When I read this piece, I shook my head in righteous indignation. What is wrong with those people? I thought. Do they trust their children so little that they won’t allow them to read a book that might make them think? Do they plan to shelter them for their entire lives?
Yesterday, Lucy brought her first school library book home. She had chosen it herself, and we read it last night before bed. It turned out to be about a bully. Bullies are not something Lucy has ever come across, and so this required more than a little explanation. In the process, I could tell she was starting to get worried about meeting a bully, and I started to get upset that it was upsetting her. It’s true – I didn’t want to read her the book, because it talked about a bad thing she didn’t know about and I didn’t want her to worry. I wanted to protect her not just from bullies themselves, but from even the knowledge that bullies exist. No matter that probably the best way to protect her from bullies is to teach her that they exist and give her some strategies for dealing with them; the parental drive to shelter is not rational.

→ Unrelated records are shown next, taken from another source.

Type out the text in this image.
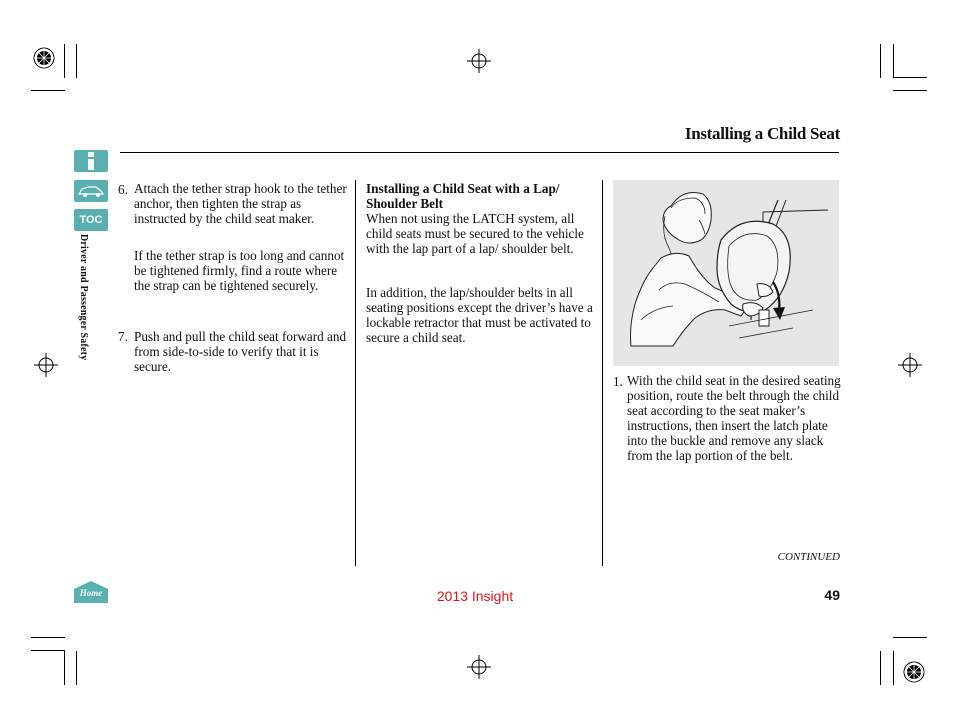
Installing a Child Seat
TOC
Driver and Passenger Safety
Home
6. Attach the tether strap hook to the tether anchor, then tighten the strap as instructed by the child seat maker.
If the tether strap is too long and cannot be tightened firmly, find a route where the strap can be tightened securely.
7. Push and pull the child seat forward and from side-to-side to verify that it is secure.
Installing a Child Seat with a Lap/ Shoulder Belt
When not using the LATCH system, all child seats must be secured to the vehicle with the lap part of a lap/ shoulder belt.
In addition, the lap/shoulder belts in all seating positions except the driver’s have a lockable retractor that must be activated to secure a child seat.
1. With the child seat in the desired seating position, route the belt through the child seat according to the seat maker’s instructions, then insert the latch plate into the buckle and remove any slack from the lap portion of the belt.
CONTINUED
2013 Insight	49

Now, it’s true that there are books that are not appropriate for five-year-olds. In fact, there are books that are ostensibly written for five-year-olds that are not appropriate for them. But the line between screening for developmental appropriateness and censoring is a fine one. And the slope from not checking out The Berenstain Bears Think of Those in Need to not reading the book about bullies to interfering in the college reading program is slippery. I have to ask myself, do I really think she’s not ready to read about this? Or do I not want her to be ready? Or is it maybe that I’m not ready? And then, unless it’s the first one, I have to suck it up and read.